Xiao YangChina’s chief justice, Xiao Yang (肖扬), held forth on the nation’s legal system in his annual report to the legislature on Monday, delivering mostly praise but also an indictment. First, the good news (from AP via IHT):

China’s top judge said Monday that the country’s courts have successfully restricted the use of the death penalty to only the most serious crimes.

…Xiao Yang said the change had resulted in death sentences only for an “extremely small number of extremely serious and extremely vile criminals posing a grievous threat to society.”

In his report to the annual session of the National People’s Congress, China’s rubber stamp legislature, Xiao gave no statistics on the number of death sentences handed out in 2007.

China’s communist government treats the number of executions as a state secret, despite assurances in Xiao’s report for greater transparency in legal matters.

Now the bad (from Reuters):

China’s top judicial official said on Monday the country faces a big gap between citizens’ growing demands for legal protection and a court system struggling with inefficiency and poorly trained judges.

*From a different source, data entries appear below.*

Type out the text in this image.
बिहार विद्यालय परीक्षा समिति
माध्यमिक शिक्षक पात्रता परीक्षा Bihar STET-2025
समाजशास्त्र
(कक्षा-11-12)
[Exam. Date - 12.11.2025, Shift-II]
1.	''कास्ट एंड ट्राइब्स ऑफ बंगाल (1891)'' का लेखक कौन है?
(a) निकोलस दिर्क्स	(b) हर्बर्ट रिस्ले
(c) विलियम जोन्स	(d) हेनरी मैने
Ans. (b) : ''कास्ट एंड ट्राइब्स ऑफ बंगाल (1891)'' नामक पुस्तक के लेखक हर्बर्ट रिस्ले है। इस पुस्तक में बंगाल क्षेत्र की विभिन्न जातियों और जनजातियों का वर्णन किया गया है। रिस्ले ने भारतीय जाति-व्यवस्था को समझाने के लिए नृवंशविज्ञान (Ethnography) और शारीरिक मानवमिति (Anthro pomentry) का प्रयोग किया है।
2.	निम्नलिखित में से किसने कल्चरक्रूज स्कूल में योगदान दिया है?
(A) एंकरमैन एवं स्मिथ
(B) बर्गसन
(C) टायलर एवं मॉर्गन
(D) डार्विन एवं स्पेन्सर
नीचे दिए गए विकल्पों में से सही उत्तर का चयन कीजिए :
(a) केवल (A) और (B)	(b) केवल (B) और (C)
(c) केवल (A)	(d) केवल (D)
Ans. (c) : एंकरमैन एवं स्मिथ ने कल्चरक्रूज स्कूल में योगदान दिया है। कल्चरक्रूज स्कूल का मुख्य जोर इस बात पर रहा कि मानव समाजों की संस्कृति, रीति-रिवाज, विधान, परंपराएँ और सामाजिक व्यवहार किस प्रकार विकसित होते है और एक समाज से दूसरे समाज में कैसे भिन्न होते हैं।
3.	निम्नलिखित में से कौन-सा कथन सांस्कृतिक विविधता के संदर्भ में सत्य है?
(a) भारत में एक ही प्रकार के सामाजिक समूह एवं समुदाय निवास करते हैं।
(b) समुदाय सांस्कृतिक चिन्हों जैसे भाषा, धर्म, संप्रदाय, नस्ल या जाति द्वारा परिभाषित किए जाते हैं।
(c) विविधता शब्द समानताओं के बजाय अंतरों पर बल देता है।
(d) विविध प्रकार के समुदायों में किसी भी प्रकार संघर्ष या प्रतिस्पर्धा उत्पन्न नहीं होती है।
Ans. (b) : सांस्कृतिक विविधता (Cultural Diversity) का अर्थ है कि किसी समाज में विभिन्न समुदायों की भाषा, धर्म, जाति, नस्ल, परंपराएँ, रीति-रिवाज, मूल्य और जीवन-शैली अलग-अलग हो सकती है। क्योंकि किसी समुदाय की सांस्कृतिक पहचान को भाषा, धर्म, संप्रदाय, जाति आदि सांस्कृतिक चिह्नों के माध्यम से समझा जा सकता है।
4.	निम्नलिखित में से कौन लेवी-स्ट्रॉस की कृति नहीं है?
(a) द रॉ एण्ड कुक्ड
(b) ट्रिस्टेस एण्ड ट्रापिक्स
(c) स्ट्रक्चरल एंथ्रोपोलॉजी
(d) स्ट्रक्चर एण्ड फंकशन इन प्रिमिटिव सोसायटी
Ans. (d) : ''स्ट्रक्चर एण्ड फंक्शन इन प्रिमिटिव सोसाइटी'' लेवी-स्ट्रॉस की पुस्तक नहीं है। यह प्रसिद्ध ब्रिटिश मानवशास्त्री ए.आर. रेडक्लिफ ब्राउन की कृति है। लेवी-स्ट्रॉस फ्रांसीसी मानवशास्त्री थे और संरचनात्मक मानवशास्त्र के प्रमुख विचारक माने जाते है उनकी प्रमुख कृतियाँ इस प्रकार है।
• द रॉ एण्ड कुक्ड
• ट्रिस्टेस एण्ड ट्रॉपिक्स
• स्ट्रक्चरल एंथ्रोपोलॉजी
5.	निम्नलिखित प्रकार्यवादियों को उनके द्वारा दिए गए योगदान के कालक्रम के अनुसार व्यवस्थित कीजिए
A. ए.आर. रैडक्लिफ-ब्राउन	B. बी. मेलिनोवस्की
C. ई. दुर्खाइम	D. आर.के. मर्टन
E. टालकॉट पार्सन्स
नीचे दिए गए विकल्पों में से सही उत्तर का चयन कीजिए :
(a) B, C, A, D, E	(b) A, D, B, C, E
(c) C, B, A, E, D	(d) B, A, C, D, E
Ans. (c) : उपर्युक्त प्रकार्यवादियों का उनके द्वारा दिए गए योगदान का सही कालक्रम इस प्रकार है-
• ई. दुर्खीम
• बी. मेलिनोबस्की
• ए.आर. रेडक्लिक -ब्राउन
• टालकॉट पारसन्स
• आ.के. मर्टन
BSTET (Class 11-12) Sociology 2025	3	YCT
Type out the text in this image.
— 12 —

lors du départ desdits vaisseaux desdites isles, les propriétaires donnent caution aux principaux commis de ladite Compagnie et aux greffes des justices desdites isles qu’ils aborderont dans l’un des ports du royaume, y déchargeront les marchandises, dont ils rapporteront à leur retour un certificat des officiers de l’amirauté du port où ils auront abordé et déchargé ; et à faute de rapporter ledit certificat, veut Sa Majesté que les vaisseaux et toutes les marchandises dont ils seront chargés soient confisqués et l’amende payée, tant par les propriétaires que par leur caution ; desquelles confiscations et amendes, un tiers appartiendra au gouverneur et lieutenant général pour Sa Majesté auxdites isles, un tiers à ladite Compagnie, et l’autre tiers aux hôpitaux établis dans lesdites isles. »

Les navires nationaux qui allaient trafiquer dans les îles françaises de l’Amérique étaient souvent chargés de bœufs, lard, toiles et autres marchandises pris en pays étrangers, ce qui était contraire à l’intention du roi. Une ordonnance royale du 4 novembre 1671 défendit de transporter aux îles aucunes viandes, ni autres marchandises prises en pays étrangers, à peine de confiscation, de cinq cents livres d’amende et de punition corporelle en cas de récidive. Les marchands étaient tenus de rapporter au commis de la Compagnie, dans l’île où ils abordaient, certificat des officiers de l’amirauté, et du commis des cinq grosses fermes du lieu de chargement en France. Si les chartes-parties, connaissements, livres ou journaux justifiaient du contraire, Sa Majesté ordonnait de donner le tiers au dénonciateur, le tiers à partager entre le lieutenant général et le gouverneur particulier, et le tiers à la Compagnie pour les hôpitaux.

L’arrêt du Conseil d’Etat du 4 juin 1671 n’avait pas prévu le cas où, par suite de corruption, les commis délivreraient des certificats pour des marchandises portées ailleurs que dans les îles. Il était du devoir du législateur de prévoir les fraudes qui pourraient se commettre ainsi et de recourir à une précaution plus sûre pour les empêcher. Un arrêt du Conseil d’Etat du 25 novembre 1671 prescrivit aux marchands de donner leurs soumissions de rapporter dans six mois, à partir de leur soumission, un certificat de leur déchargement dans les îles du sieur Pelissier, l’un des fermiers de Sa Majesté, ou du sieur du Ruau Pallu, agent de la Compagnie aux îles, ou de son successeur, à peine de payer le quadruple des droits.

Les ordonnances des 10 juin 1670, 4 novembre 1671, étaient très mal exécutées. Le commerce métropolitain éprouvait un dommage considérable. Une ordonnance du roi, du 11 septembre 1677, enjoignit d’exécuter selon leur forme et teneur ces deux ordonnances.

“We must also soberly understand that there remains quite a stark contradiction at present between people’s constantly growing demands on the judiciary and the abilities of the people’s courts,” he told parliament.

According to the AP account of Xiao’s report, Chinese courts have tried nearly three and a half million people over the last five years, roughly a 20-percent jump from 2002, with 760,000 convicts receiving sentences between five years in prison and death over that time.